Since the closing seems to have deterred the OP from any further participation in Ask Ubuntu, he might not respond to a request for approval of my edit.
Yet his question lives on, and continues to draw a large number of visits. In that case, it does not seem practical to tell people like me that we are silly to look for answers to the OP's question. The practical response would be to let that popular question be clarified and reopened, so that Ask Ubuntu can function as intended -- as a forum for good questions to be asked and answered.
My experience in this case suggests that Ask Ubuntu is falsely inviting revisions that cannot meet its criteria, because those criteria are applied arbitrarily. As a relative newcomer myself, I must ask: do the established members of this forum pride themselves on discouraging newcomers?
I would not think so. I haven't been in Ask Ubuntu very long, but that has not been my impression so far. But I cannot reasonably be expected to feel good about investing time in a revision that was rejected for reasons that don't add up, by people who do not even seem to have tried to understand the original question. Plainly, it would be foolish for me to devote that kind of effort again.
Maybe that's why a popular question remains closed after four years, continuing to rack up visits long after the chastised OP has left the scene. Are we in Never-Never Land -- are we waiting for some magical character to render the perfect rephrasing of that question? In the real world, the evidence says that Ask Ubuntu is behaving as if it does not want that question to be fixed.
Clearly, the people responsible for the original closing, and for rejecting my revision, are not striving to encourage our participation; nor are they intent upon producing a helpful outcome in this specific case.

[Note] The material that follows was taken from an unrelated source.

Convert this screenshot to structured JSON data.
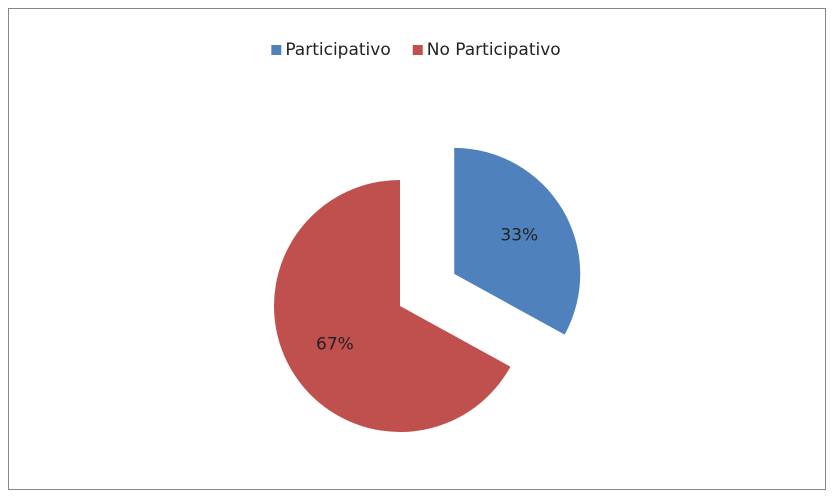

The problem may be that participants accrue points, in Ask Ubuntu, through displays of technical expertise. As this case illustrates, such expertise is not always relevant -- it may be counterproductive -- for purposes of applying the forum's criteria.
Specifically, as already pointed out, the closers and rejecters said that they did not understand the OP's goals and intent. Those are exactly the things the criteria depend upon. They admitted that they were not qualified to judge my revision. That was their choice. It's not my fault.
Newcomers, almost by definition, will fail to express themselves in ideal terms. When thousands of them seek an answer to a question that the technical experts want to shut down, the practical response would be to encourage them to ask their question, help them shape their phrasing as they improve their understanding -- and dial back this toxic tendency to drive outsiders away.